Country profile – Portugal
Total area: 92 072 km²
Population: 10.6 million
Capital city: Lisbon
Official language: Portuguese
Religion: Roman Catholicism
Government: unitary semi-presidential republic
Year of EU entry: 1986
Currency: Member of the Eurozone since 1999
Schengen area: Member of the Schengen area since 1991
National debt: 204,844 million €
Unemployment rate: 15.3%
GDP Per C.: 15,800 €
Bailouts: 2011, €78 billion IMF-EU bailout package
Eurosceptic parties: National Renovator Party, New Democracy Party, MRPP, Portuguese Communist Party, and Left Block. Portugal is the 8th most eurosceptic country in the European Union (not counting with Croatia) as shown by the “The Continent-wide rise of Euroscepticism”, with 58% of the people tending not to trust the EU. The Eurosceptic parties currently hold 24 out of 230 seats in the parliament. Unlike in other countries of Europe, the euroscepticism of the left wing prevails in Portugal.

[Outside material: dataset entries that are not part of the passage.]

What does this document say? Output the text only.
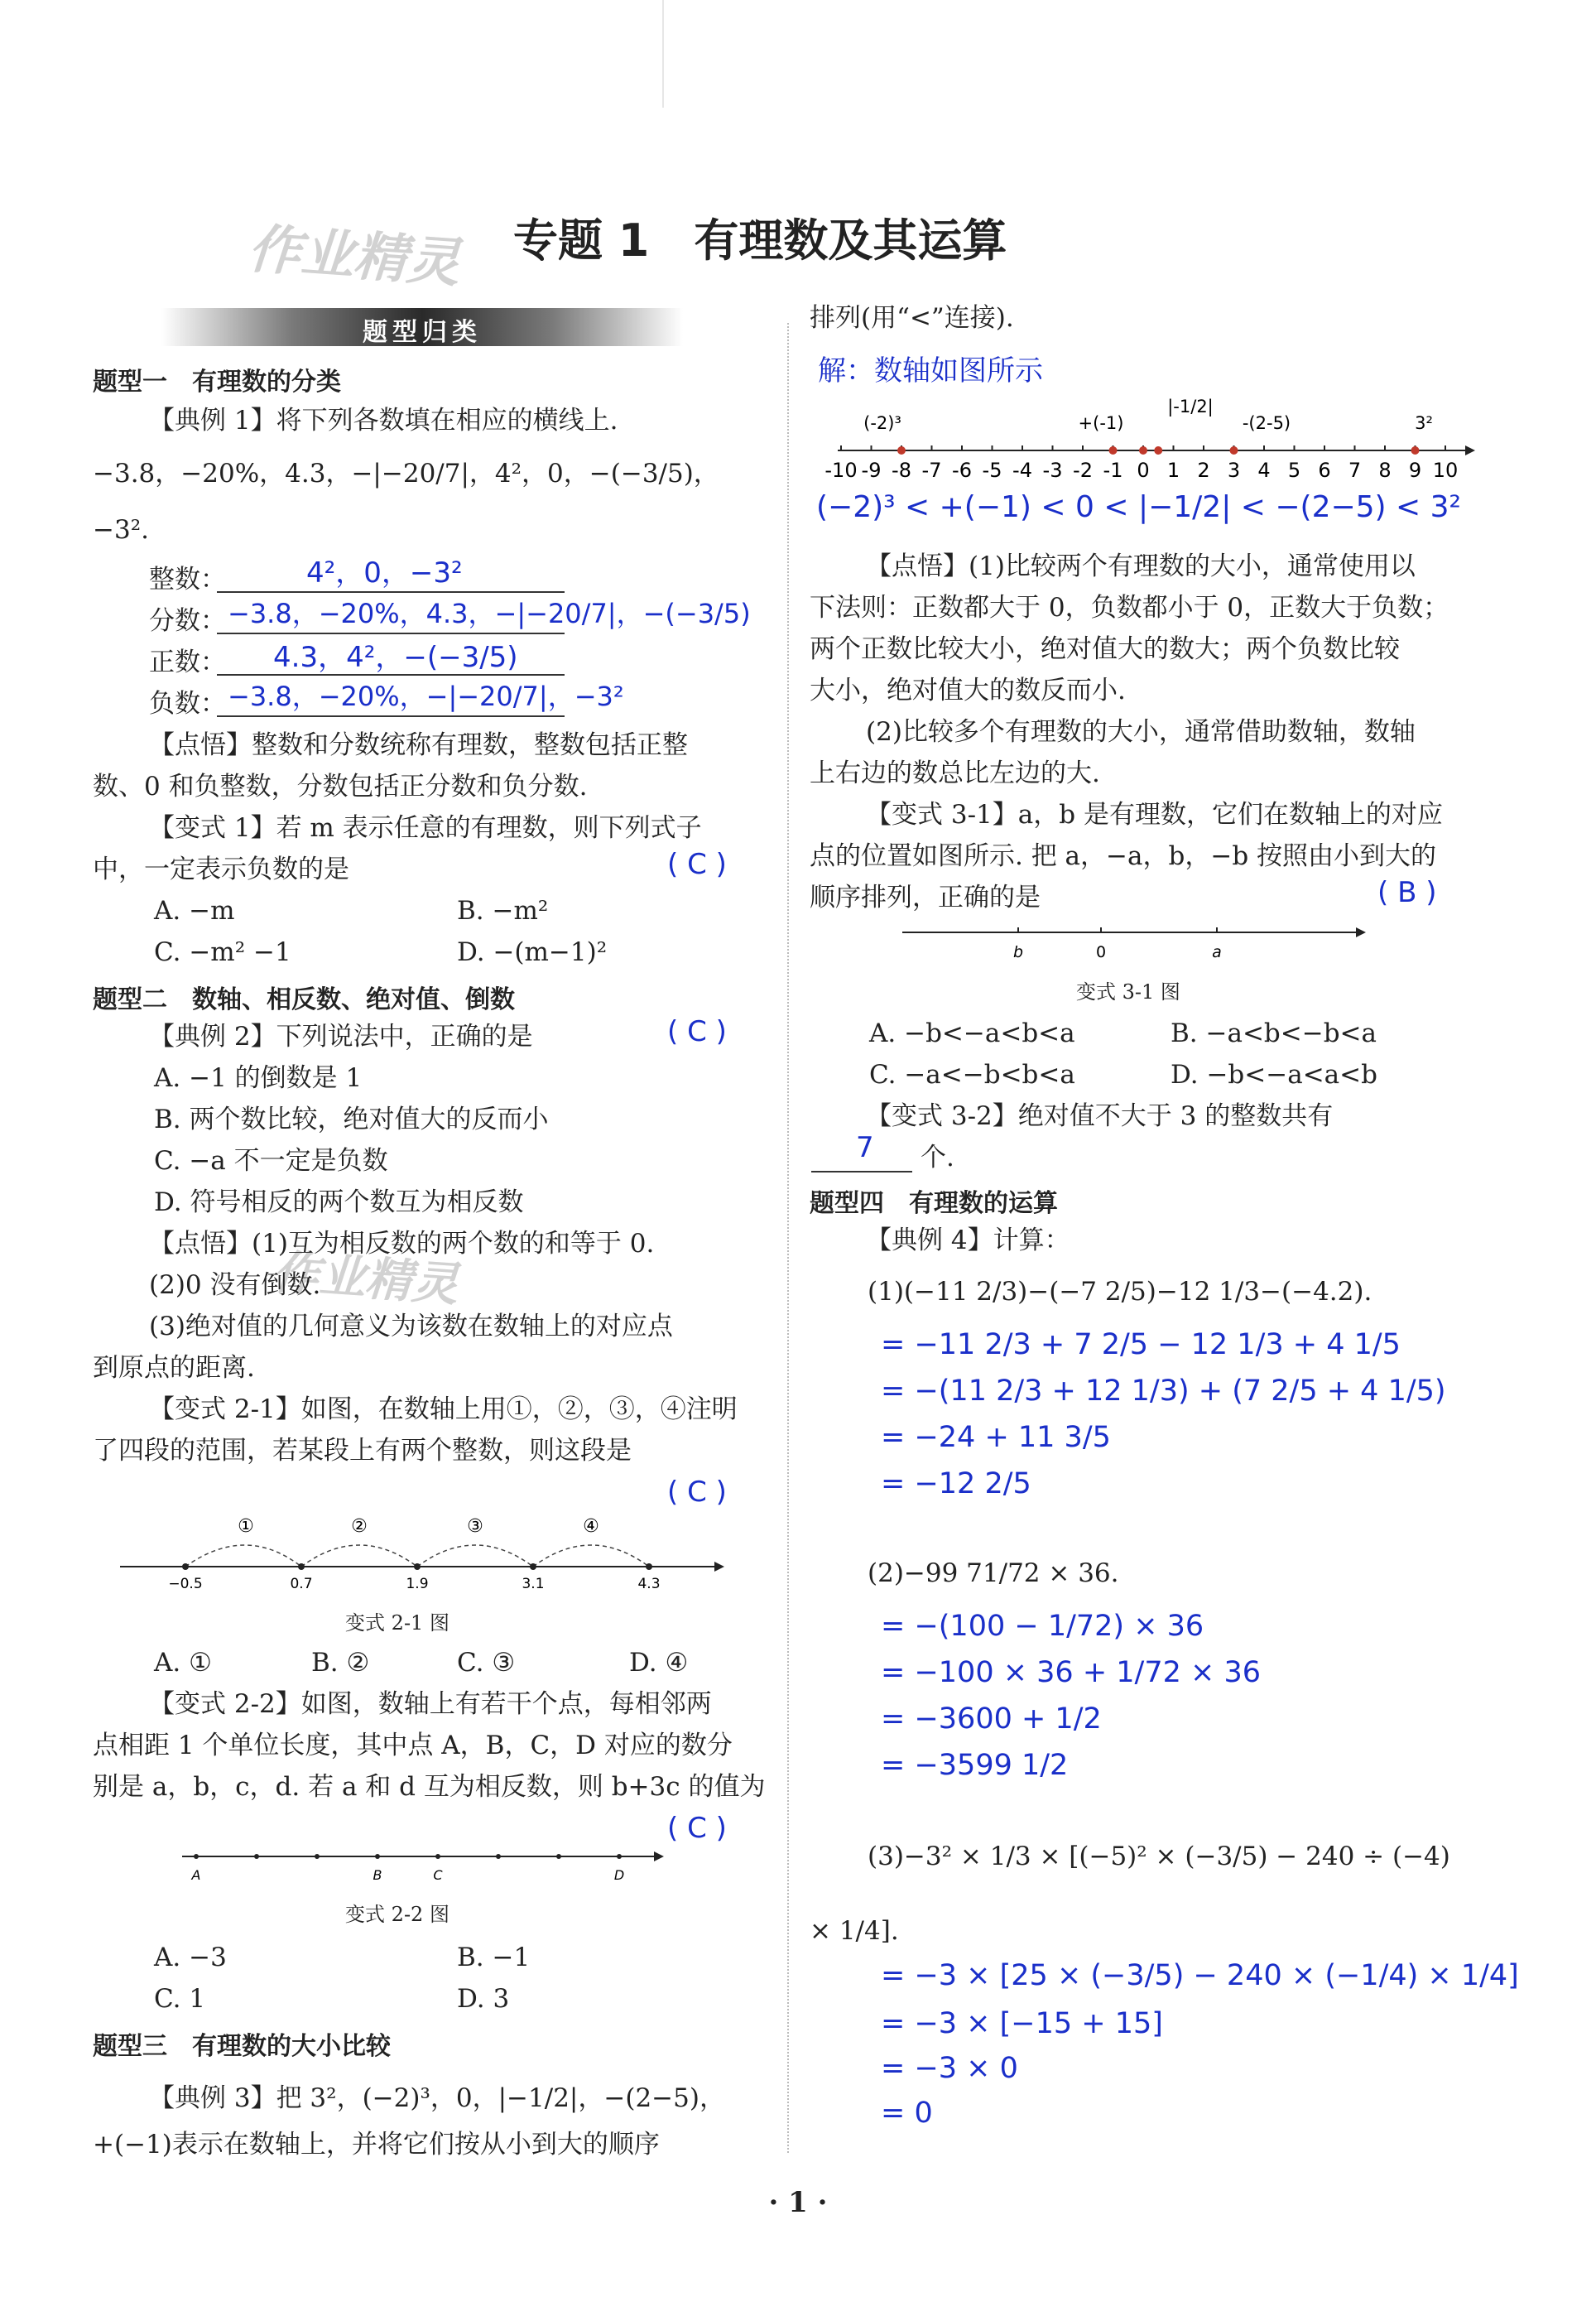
作业精灵
作业精灵
专题 1　有理数及其运算
题型归类
题型一　有理数的分类
【典例 1】将下列各数填在相应的横线上.
−3.8，−20%，4.3，−|−20/7|，4²，0，−(−3/5)，
−3².
整数：	4²，0，−3²
分数： −3.8，−20%，4.3，−|−20/7|，−(−3/5)
正数： 4.3，4²，−(−3/5)
负数： −3.8，−20%，−|−20/7|，−3²
【点悟】整数和分数统称有理数，整数包括正整
数、0 和负整数，分数包括正分数和负分数.
【变式 1】若 m 表示任意的有理数，则下列式子
中，一定表示负数的是	( C )
A. −m	B. −m²
C. −m² −1	D. −(m−1)²
题型二　数轴、相反数、绝对值、倒数
【典例 2】下列说法中，正确的是	( C )
A. −1 的倒数是 1
B. 两个数比较，绝对值大的反而小
C. −a 不一定是负数
D. 符号相反的两个数互为相反数
【点悟】(1)互为相反数的两个数的和等于 0.
(2)0 没有倒数.
(3)绝对值的几何意义为该数在数轴上的对应点
到原点的距离.
【变式 2-1】如图，在数轴上用①，②，③，④注明
了四段的范围，若某段上有两个整数，则这段是
( C )
①	②	③	④
−0.5	0.7	1.9	3.1	4.3
变式 2-1 图
A. ①	B. ②	C. ③	D. ④
【变式 2-2】如图，数轴上有若干个点，每相邻两
点相距 1 个单位长度，其中点 A，B，C，D 对应的数分
别是 a，b，c，d. 若 a 和 d 互为相反数，则 b+3c 的值为
( C )
A	B	C	D
变式 2-2 图
A. −3	B. −1
C. 1	D. 3
题型三　有理数的大小比较
【典例 3】把 3²，(−2)³，0，|−1/2|，−(2−5)，
+(−1)表示在数轴上，并将它们按从小到大的顺序
排列(用“<”连接).
解：数轴如图所示
-10 -9 -8 -7 -6 -5 -4 -3 -2 -1 0 1 2 3 4 5 6 7 8 9 10
(-2)³	+(-1)
|-1/2|
-(2-5)	3²
(−2)³ < +(−1) < 0 < |−1/2| < −(2−5) < 3²
【点悟】(1)比较两个有理数的大小，通常使用以
下法则：正数都大于 0，负数都小于 0，正数大于负数；
两个正数比较大小，绝对值大的数大；两个负数比较
大小，绝对值大的数反而小.
(2)比较多个有理数的大小，通常借助数轴，数轴
上右边的数总比左边的大.
【变式 3-1】a，b 是有理数，它们在数轴上的对应
点的位置如图所示. 把 a，−a，b，−b 按照由小到大的
顺序排列，正确的是	( B )
b	0	a
变式 3-1 图
A. −b<−a<b<a	B. −a<b<−b<a
C. −a<−b<b<a	D. −b<−a<a<b
【变式 3-2】绝对值不大于 3 的整数共有
7 个.
题型四　有理数的运算
【典例 4】计算：
(1)(−11 2/3)−(−7 2/5)−12 1/3−(−4.2).
= −11 2/3 + 7 2/5 − 12 1/3 + 4 1/5
= −(11 2/3 + 12 1/3) + (7 2/5 + 4 1/5)
= −24 + 11 3/5
= −12 2/5
(2)−99 71/72 × 36.
= −(100 − 1/72) × 36
= −100 × 36 + 1/72 × 36
= −3600 + 1/2
= −3599 1/2
(3)−3² × 1/3 × [(−5)² × (−3/5) − 240 ÷ (−4)
× 1/4].
= −3 × [25 × (−3/5) − 240 × (−1/4) × 1/4]
= −3 × [−15 + 15]
= −3 × 0
= 0
· 1 ·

The pro-European consensus at the heart of Portuguese politics has been shaken by the euro crisis: net support for the EU has declined from +41 percent in 2007 to -24 percent in 2012. The three main parties had all pushed for Portugal to be at the heart of European integration, which was associated with economic progress and political stability. However, this also led to stagnation after Portugal joined the single currency despite relative disadvantages in economic productivity and competitiveness. Harsh austerity measures and reforms following the onset of the crisis at first led to relatively few violent demonstrations and little political upheaval. But the deepening recession has led to more public unrest, with anger at Portugal’s situation directed at the EU member states believed to be imposing austerity – above all, Germany.
In 2011 the country received one of the first three-year aid packages from the EU, which meant that the government had to undertake drastic austerity measures. Among other things they have cut pensions, raised the pension age and made major cut downs in the public sector, which has meant that many have lost their job or have to get lower salaries. Eventually, Portugal subject to Troika policies suffered a hike in its unemployment rate, with a huge impact on young people and it became clear that the policies implemented did not produce the expected economic growth and competitiveness, but led to the unstable economy and poverty of the state and as a consequence to the huge immigration wave from Portugal, numerous riots and demonstrations and, of course, widespread Eurosceptic attitudes among citizens
- The oldest bookstore in the world is in Portugal’s capital;
- The Portuguese eat more fish and shellfish per head of population than any other country;
- Portuguese is the official language in 9 countries;
- It is illegal to kill a bull in Portuguese bullfighting;
- Portugal is the westernmost country of mainland Europe.